Unpaired Medical Image Translation
Medical image translation with adversarial diffusion models for pseudo labeling
Presented at the MICCAI 2024 workshop on deep generative models, our paper Unpaired Modality Translation for Pseudo Labeling of Histology Images was developed during a research internship with Julien Cohen-Adad at the NeuroPoly Lab from October 2023 to April 2024. This paper addresses the critical challenge of data scarcity in medical segmentation tasks, which is especially acute in histology imaging where researchers often have annotated data in one modality but lack it in another that is of interest. Our approach introduces a novel way to generate annotations in the target modality using existing labeled data, thus bridging this gap.
Methods
Our methodology leverages the adversarial diffusion model, SynDiff, for unsupervised image translation, enabling the generation of pseudo labels without prior annotations in the target domain. We propose two pseudo labeling strategies to facilitate this translation:
- Tutorship: This strategy involves training a proxy segmentation model on synthetic data derived from translating labeled images from one modality (e.g.
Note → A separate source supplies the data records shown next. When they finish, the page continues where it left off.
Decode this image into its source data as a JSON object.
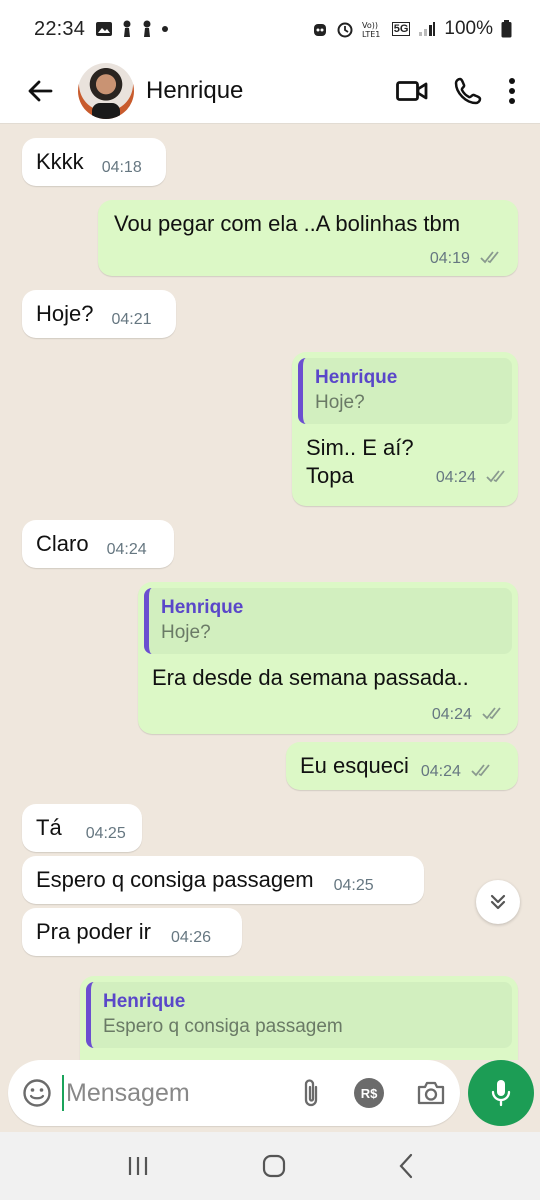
{
  "status": {
    "time": "22:34",
    "battery": "100%",
    "network": "5G"
  },
  "header": {
    "contact_name": "Henrique"
  },
  "messages": [
    {
      "dir": "in",
      "text": "Kkkk",
      "time": "04:18"
    },
    {
      "dir": "out",
      "text": "Vou pegar com ela ..A bolinhas tbm",
      "time": "04:19"
    },
    {
      "dir": "in",
      "text": "Hoje?",
      "time": "04:21"
    },
    {
      "dir": "out",
      "quote_name": "Henrique",
      "quote_text": "Hoje?",
      "text_line1": "Sim.. E aí?",
      "text_line2": "Topa",
      "time": "04:24"
    },
    {
      "dir": "in",
      "text": "Claro",
      "time": "04:24"
    },
    {
      "dir": "out",
      "quote_name": "Henrique",
      "quote_text": "Hoje?",
      "text": "Era desde da semana passada..",
      "time": "04:24"
    },
    {
      "dir": "out",
      "text": "Eu esqueci",
      "time": "04:24"
    },
    {
      "dir": "in",
      "text": "Tá",
      "time": "04:25"
    },
    {
      "dir": "in",
      "text": "Espero q consiga passagem",
      "time": "04:25"
    },
    {
      "dir": "in",
      "text": "Pra poder ir",
      "time": "04:26"
    },
    {
      "dir": "out",
      "quote_name": "Henrique",
      "quote_text": "Espero q consiga passagem"
    }
  ],
  "input": {
    "placeholder": "Mensagem",
    "currency_label": "R$"
  },
  "colors": {
    "accent": "#1c9d55",
    "outgoing": "#dcf8c6",
    "quote_bar": "#6b4fd0"
  }
}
TEM) to an unlabeled target modality (e.g. SEM).
- Adaptation: This strategy converts unlabeled images to match the labeled data distribution, thereby enabling segmentation with a pre-trained model.
These strategies were rigorously tested across three distinct image domains that varied significantly in similarity to the labeled data, evaluating their adaptability and effectiveness under various conditions.
Results
Our findings, as detailed in the paper, underscore the potential of our methods to significantly alleviate the issue of data scarcity in medical image segmentation:
- SEM Dataset: The tutorship strategy achieved a mean Dice score of 0.736, demonstrating its efficacy in generating useful pseudo labels for SEM images, which are typically difficult to annotate due to their unique properties.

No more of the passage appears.